Imagine a world where you could have your income verified on the spot, when you put in your apartment rental application, instead of scrambling for pay stubs and bank deposit statements.
Imagine being in the middle of a Cambodian flea market and buying your fresh produce with a flash of your phone over the seller’s QR Code. Now imagine having access to all this financial and transactional data from your phone, using a single app that connects you and your data to financial, government or private institutions at will.

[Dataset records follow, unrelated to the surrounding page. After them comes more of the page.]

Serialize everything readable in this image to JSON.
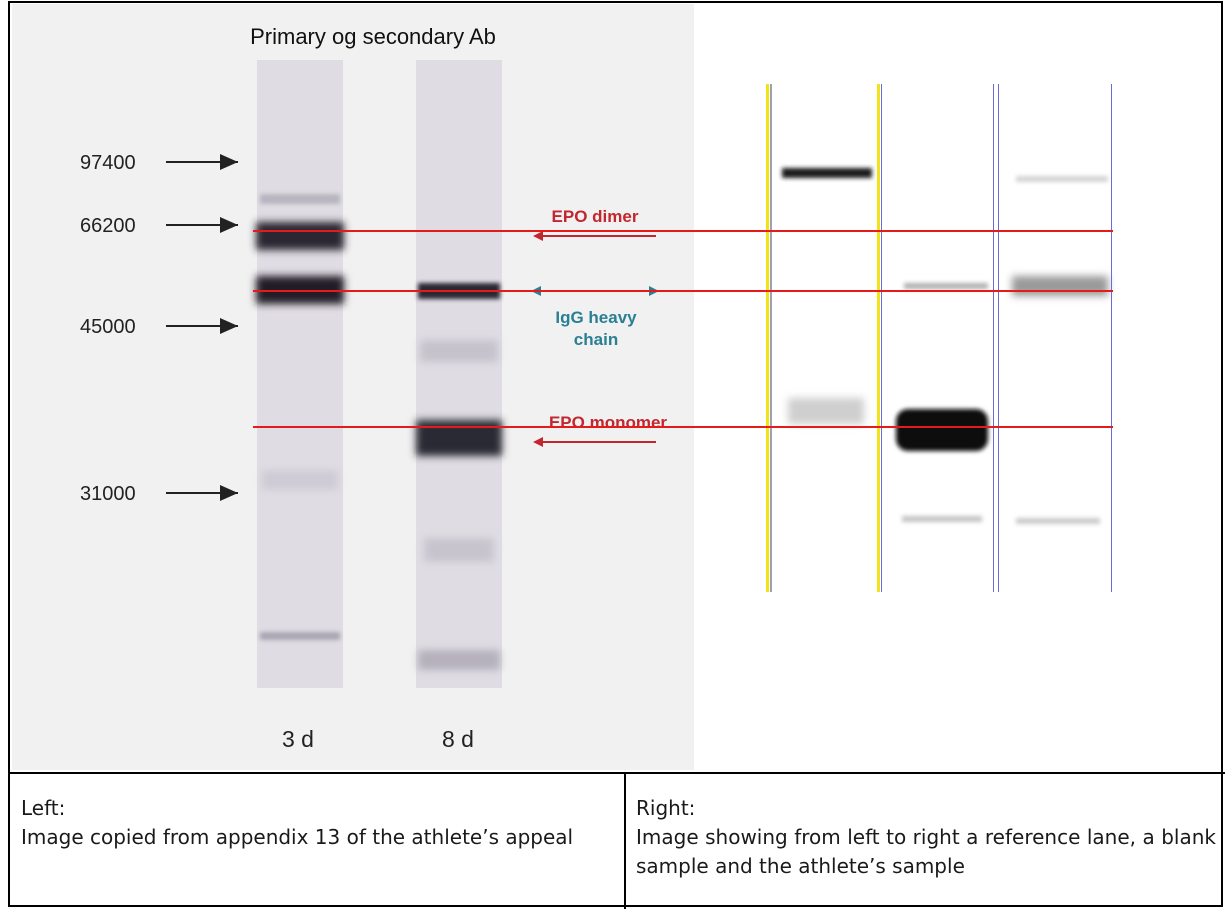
{
  "figure": {
    "title": "Primary og secondary Ab",
    "mw_markers": [
      "97400",
      "66200",
      "45000",
      "31000"
    ],
    "lane_labels": [
      "3 d",
      "8 d"
    ],
    "annotations": {
      "epo_dimer": "EPO dimer",
      "igg_line1": "IgG heavy",
      "igg_line2": "chain",
      "epo_monomer": "EPO monomer"
    },
    "colors": {
      "guide_line": "#e31b1b",
      "annotation_red": "#c2262e",
      "annotation_teal": "#2a7f92",
      "lane_divider_yellow": "#f2e21a",
      "lane_divider_blue": "#6a6ad8"
    }
  },
  "captions": {
    "left": {
      "heading": "Left:",
      "text": "Image copied from appendix 13 of the athlete’s appeal"
    },
    "right": {
      "heading": "Right:",
      "text": "Image showing from left to right a reference lane, a blank sample and the athlete’s sample"
    }
  }
}
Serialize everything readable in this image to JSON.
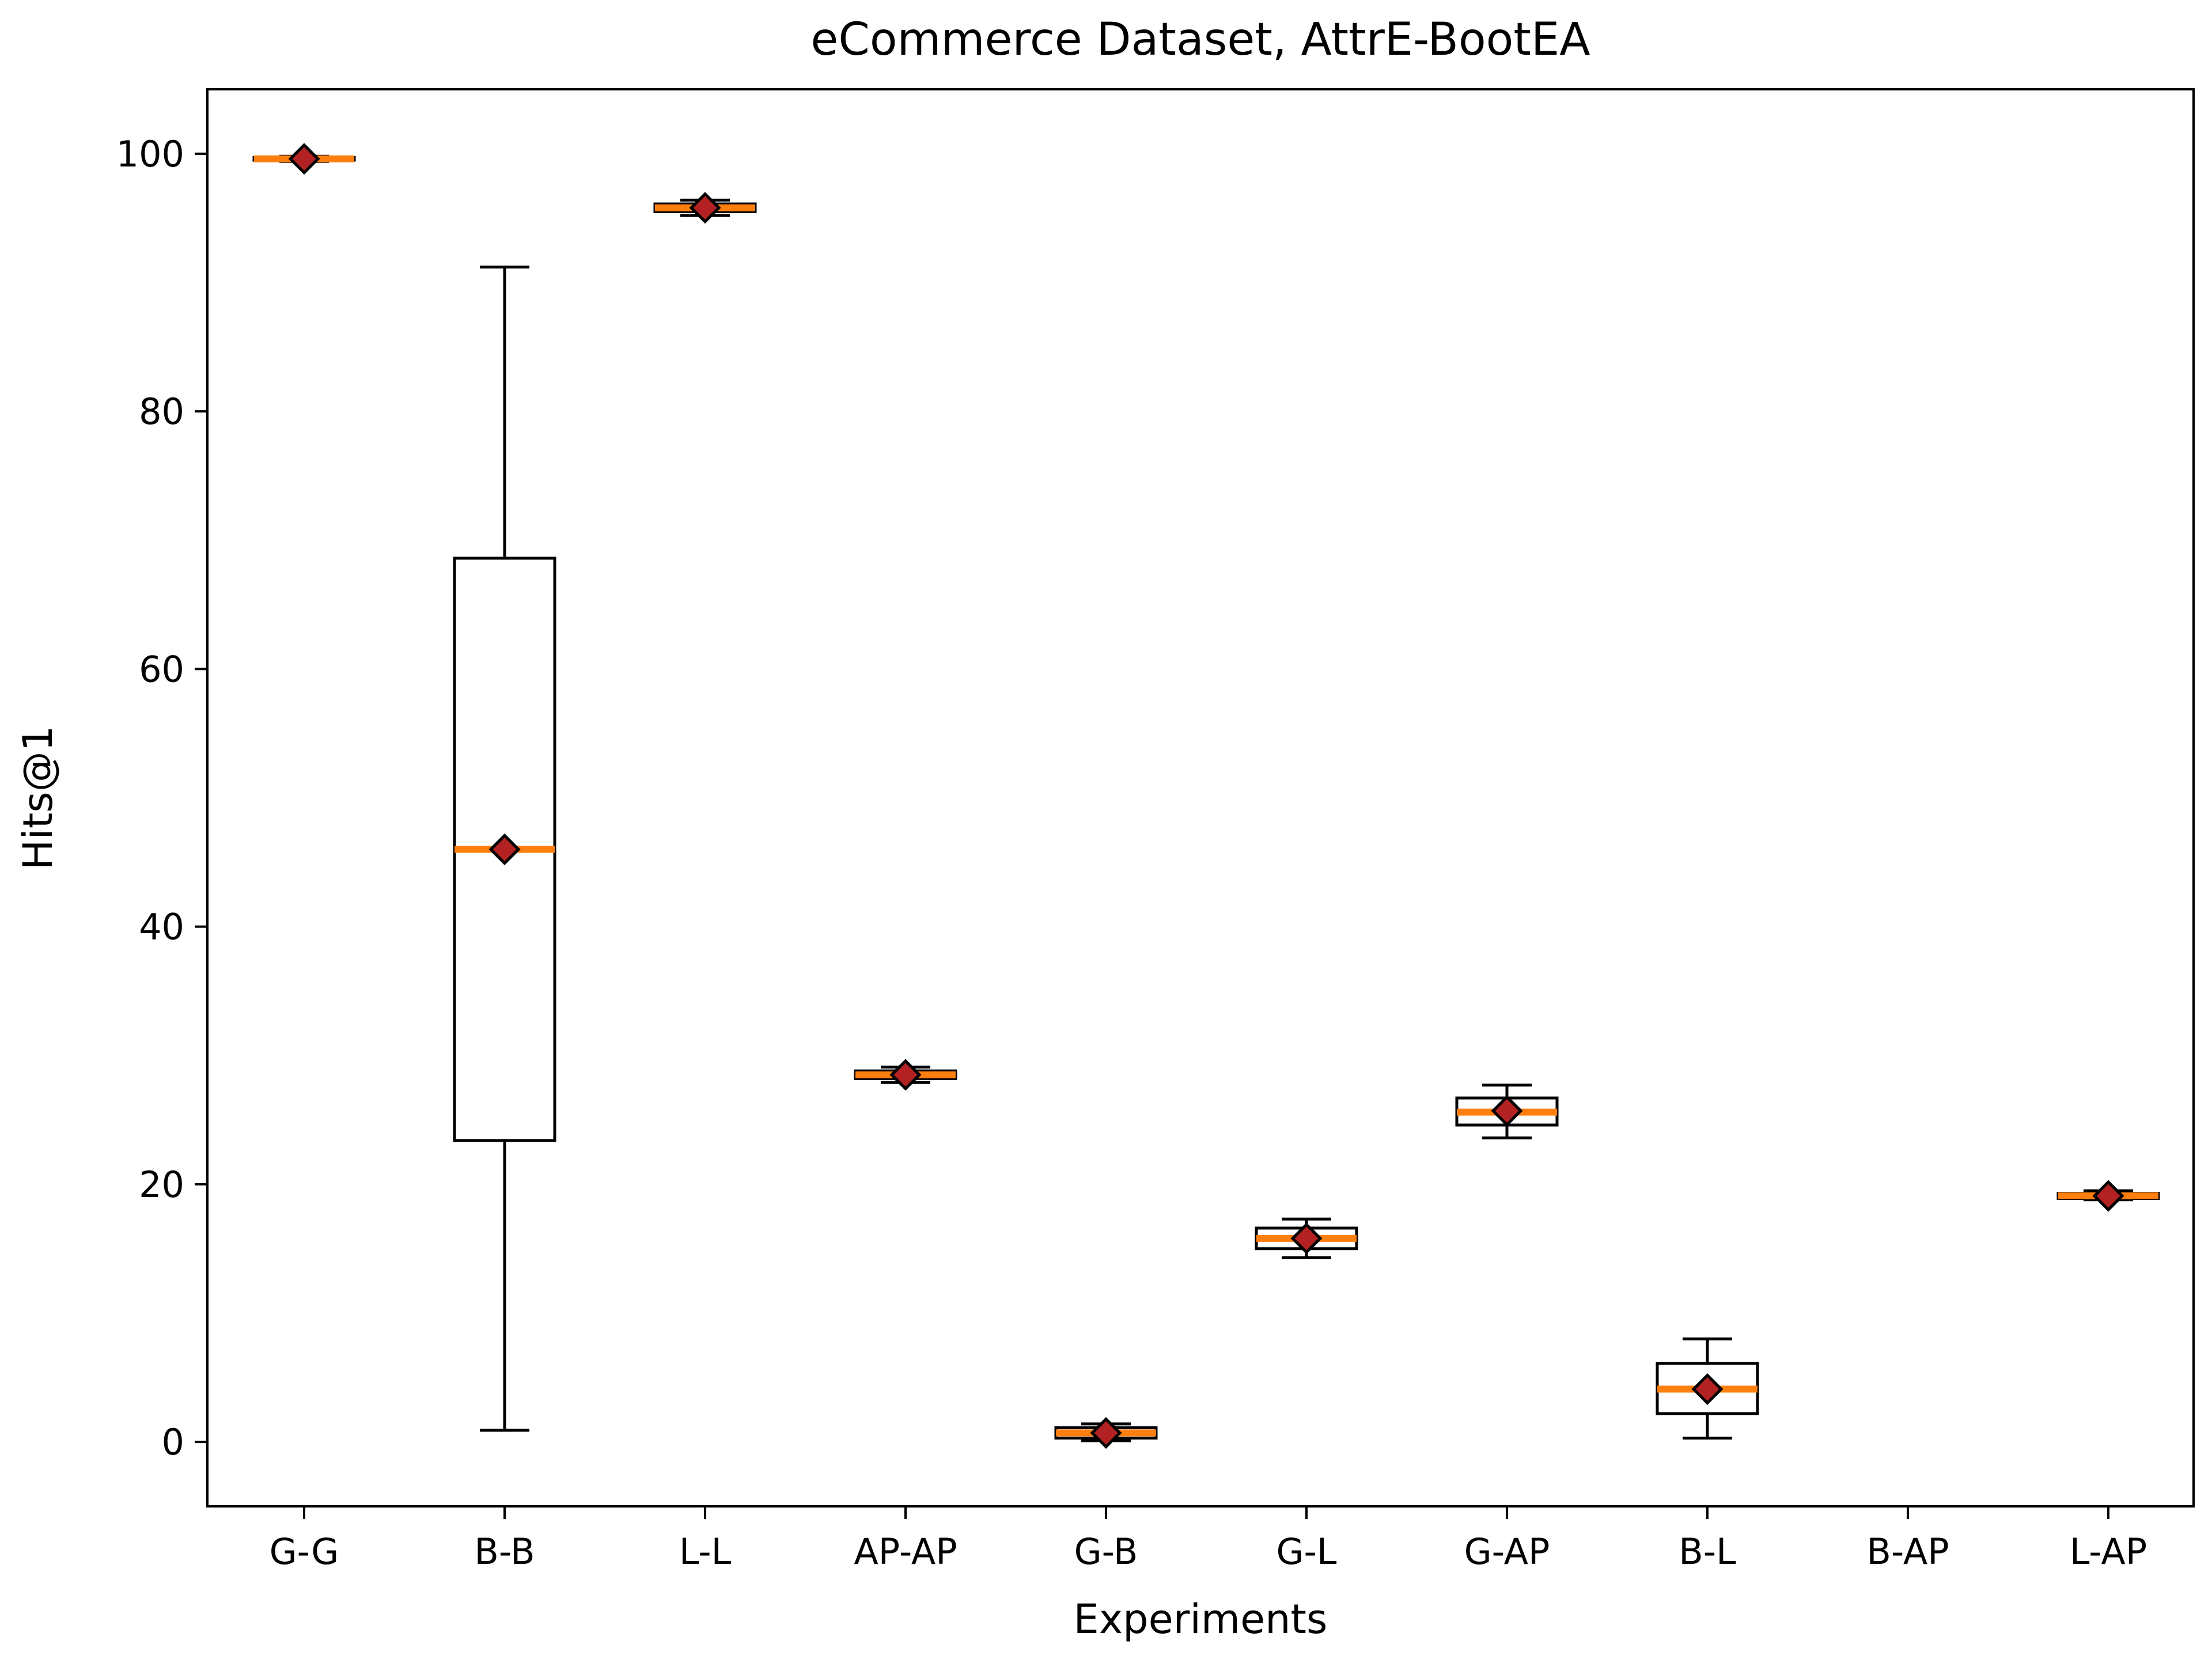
{
  "chart_data": {
    "type": "box",
    "title": "eCommerce Dataset, AttrE-BootEA",
    "xlabel": "Experiments",
    "ylabel": "Hits@1",
    "ylim": [
      -5,
      105
    ],
    "yticks": [
      0,
      20,
      40,
      60,
      80,
      100
    ],
    "categories": [
      "G-G",
      "B-B",
      "L-L",
      "AP-AP",
      "G-B",
      "G-L",
      "G-AP",
      "B-L",
      "B-AP",
      "L-AP"
    ],
    "boxes": [
      {
        "label": "G-G",
        "whislo": 99.4,
        "q1": 99.5,
        "median": 99.6,
        "q3": 99.7,
        "whishi": 99.8,
        "mean": 99.6
      },
      {
        "label": "B-B",
        "whislo": 0.9,
        "q1": 23.4,
        "median": 46.0,
        "q3": 68.6,
        "whishi": 91.2,
        "mean": 46.0
      },
      {
        "label": "L-L",
        "whislo": 95.2,
        "q1": 95.5,
        "median": 95.8,
        "q3": 96.1,
        "whishi": 96.4,
        "mean": 95.8
      },
      {
        "label": "AP-AP",
        "whislo": 27.9,
        "q1": 28.2,
        "median": 28.5,
        "q3": 28.8,
        "whishi": 29.1,
        "mean": 28.5
      },
      {
        "label": "G-B",
        "whislo": 0.1,
        "q1": 0.3,
        "median": 0.7,
        "q3": 1.1,
        "whishi": 1.4,
        "mean": 0.7
      },
      {
        "label": "G-L",
        "whislo": 14.3,
        "q1": 15.0,
        "median": 15.8,
        "q3": 16.6,
        "whishi": 17.3,
        "mean": 15.8
      },
      {
        "label": "G-AP",
        "whislo": 23.6,
        "q1": 24.6,
        "median": 25.6,
        "q3": 26.7,
        "whishi": 27.7,
        "mean": 25.7
      },
      {
        "label": "B-L",
        "whislo": 0.3,
        "q1": 2.2,
        "median": 4.1,
        "q3": 6.1,
        "whishi": 8.0,
        "mean": 4.1
      },
      {
        "label": "B-AP",
        "whislo": null,
        "q1": null,
        "median": null,
        "q3": null,
        "whishi": null,
        "mean": null
      },
      {
        "label": "L-AP",
        "whislo": 18.8,
        "q1": 18.9,
        "median": 19.1,
        "q3": 19.3,
        "whishi": 19.5,
        "mean": 19.1
      }
    ],
    "colors": {
      "box_edge": "#000000",
      "median": "#ff7f0e",
      "mean_fill": "#b22222",
      "mean_edge": "#000000",
      "background": "#ffffff"
    },
    "grid": false,
    "legend": "none"
  }
}
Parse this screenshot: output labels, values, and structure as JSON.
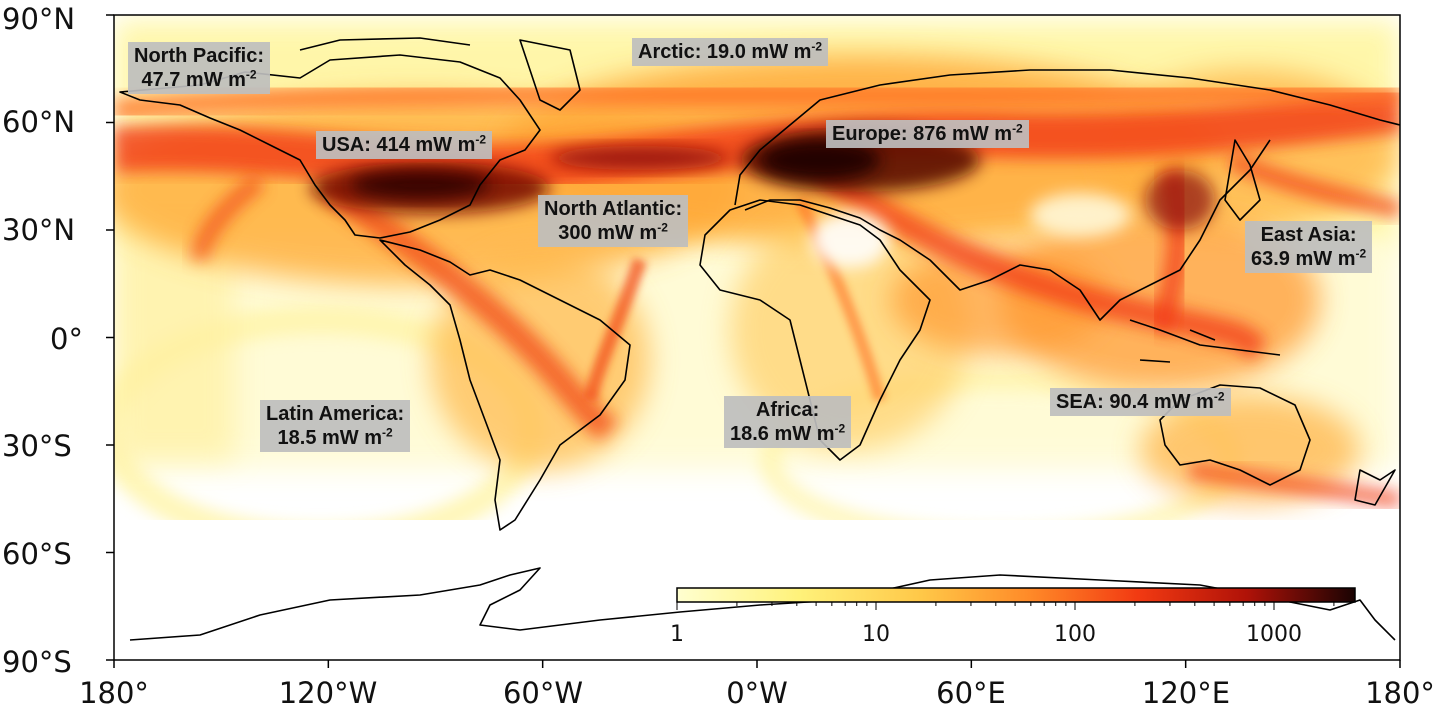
{
  "map": {
    "colors": {
      "ocean": "#ffffff",
      "land_outline": "#000000",
      "ramp": [
        "#ffffc0",
        "#fff07a",
        "#ffc040",
        "#ff7a20",
        "#f02e10",
        "#a81008",
        "#1e0404"
      ]
    },
    "y_ticks": [
      "90°N",
      "60°N",
      "30°N",
      "0°",
      "30°S",
      "60°S",
      "90°S"
    ],
    "x_ticks": [
      "180°",
      "120°W",
      "60°W",
      "0°W",
      "60°E",
      "120°E",
      "180°"
    ],
    "colorbar": {
      "scale": "log",
      "ticks": [
        "1",
        "10",
        "100",
        "1000"
      ]
    },
    "regions": [
      {
        "name": "North Pacific:",
        "value": "47.7 mW m",
        "exp": "-2"
      },
      {
        "name": "Arctic:",
        "value": "19.0 mW m",
        "exp": "-2"
      },
      {
        "name": "USA:",
        "value": "414 mW m",
        "exp": "-2"
      },
      {
        "name": "Europe:",
        "value": "876 mW m",
        "exp": "-2"
      },
      {
        "name": "North Atlantic:",
        "value": "300 mW m",
        "exp": "-2"
      },
      {
        "name": "East Asia:",
        "value": "63.9 mW m",
        "exp": "-2"
      },
      {
        "name": "Latin America:",
        "value": "18.5 mW m",
        "exp": "-2"
      },
      {
        "name": "Africa:",
        "value": "18.6 mW m",
        "exp": "-2"
      },
      {
        "name": "SEA:",
        "value": "90.4 mW m",
        "exp": "-2"
      }
    ]
  }
}
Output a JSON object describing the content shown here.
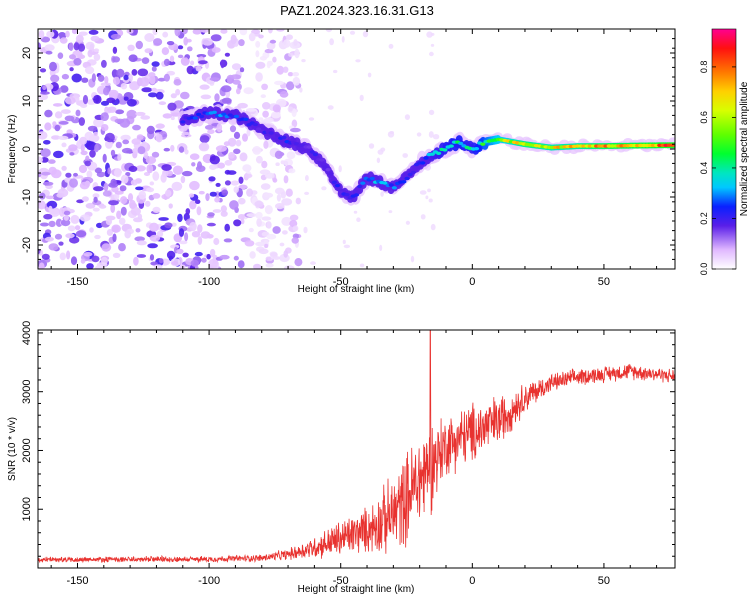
{
  "title": "PAZ1.2024.323.16.31.G13",
  "chart_data": [
    {
      "type": "heatmap",
      "name": "spectrogram",
      "xlabel": "Height of straight line (km)",
      "ylabel": "Frequency (Hz)",
      "xlim": [
        -165,
        77
      ],
      "ylim": [
        -25,
        25
      ],
      "xticks": [
        -150,
        -100,
        -50,
        0,
        50
      ],
      "yticks": [
        -20,
        -10,
        0,
        10,
        20
      ],
      "colorbar": {
        "label": "Normalized spectral amplitude",
        "range": [
          0,
          0.95
        ],
        "ticks": [
          0.0,
          0.2,
          0.4,
          0.6,
          0.8
        ],
        "tick_labels": [
          "0.0",
          "0.2",
          "0.4",
          "0.6",
          "0.8"
        ]
      },
      "noise_region_x": [
        -165,
        -72
      ],
      "ridge": {
        "x": [
          -110,
          -100,
          -90,
          -80,
          -70,
          -62,
          -55,
          -50,
          -45,
          -40,
          -35,
          -30,
          -25,
          -20,
          -15,
          -10,
          -5,
          0,
          5,
          10,
          20,
          30,
          40,
          50,
          60,
          77
        ],
        "freq": [
          6,
          7.5,
          7,
          4,
          1.5,
          0,
          -4,
          -9,
          -10,
          -6,
          -7,
          -8,
          -6,
          -3,
          -1,
          0,
          1.5,
          0,
          1.5,
          2,
          1,
          0.3,
          0.6,
          0.6,
          0.7,
          0.8
        ],
        "amplitude": [
          0.25,
          0.3,
          0.28,
          0.2,
          0.25,
          0.2,
          0.2,
          0.22,
          0.25,
          0.3,
          0.32,
          0.28,
          0.25,
          0.25,
          0.35,
          0.4,
          0.42,
          0.38,
          0.5,
          0.6,
          0.75,
          0.7,
          0.72,
          0.78,
          0.8,
          0.85
        ]
      }
    },
    {
      "type": "line",
      "name": "snr",
      "xlabel": "Height of straight line (km)",
      "ylabel": "SNR (10 * v/v)",
      "xlim": [
        -165,
        77
      ],
      "ylim": [
        0,
        4050
      ],
      "xticks": [
        -150,
        -100,
        -50,
        0,
        50
      ],
      "yticks": [
        1000,
        2000,
        3000,
        4000
      ],
      "color": "#e8322f",
      "envelope": {
        "x": [
          -165,
          -100,
          -80,
          -70,
          -60,
          -50,
          -40,
          -30,
          -25,
          -20,
          -15,
          -10,
          0,
          10,
          15,
          20,
          30,
          40,
          50,
          60,
          70,
          77
        ],
        "mean": [
          140,
          150,
          170,
          230,
          350,
          500,
          650,
          900,
          1200,
          1500,
          1800,
          2100,
          2300,
          2500,
          2700,
          2900,
          3150,
          3250,
          3300,
          3350,
          3300,
          3260
        ],
        "spread": [
          55,
          60,
          70,
          110,
          220,
          380,
          450,
          800,
          900,
          1000,
          900,
          600,
          600,
          520,
          400,
          300,
          180,
          170,
          160,
          160,
          150,
          140
        ]
      },
      "spike": {
        "x": -16,
        "value": 4050
      }
    }
  ]
}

This is exactly the kind of seamless financial infrastructure that is being imagined and built by developer and business-facing platforms, pioneered by companies like Plaid, Xignite and Yodlee, which are providing financial APIs to the developing Western world. And I say “developing western world” here, with a full measure of tongue in cheek, because the realities I just asked you to imagine are well on their way to implementation in China. As far as technological implementation is concerned, China lives in our future. While our cashless payment infrastructure is highly fragmented, China enjoys an all-in-one platform called WeChat, which doubles up as a social networking site much like Facebook, as well, and which may soon replace government issued Social Security IDs in some provinces.
What this means is that China inhabits a virtually cardless, cashless universe. In the first financial quarter of 2017, mobile phone financial transactions (think Apple Pay), amounted to 18.8 trillion yuan, which was in fact 6 trillion more than the country’s GDP. By the fourth quarter of that year, the industry grew by a further 27.9%. It’s almost laughable to think that financial transactions inside a country can outweigh its GDP, but that’s possible only because these financial transactions include peer to peer payments, private sales and merchant transactions.
This is the future of money. We will soon be living in a seamless, AI managed, cashless and cardless world.
It is no wonder then that FinTech investments grew by 10% in 2016, to about 23 billion dollars globally. My bet is on AI powered financial technology infrastructures and the extremely promising superpowers of the up and coming quantum computers.
Not only is the future of money virtual, it’s also virtually seamless.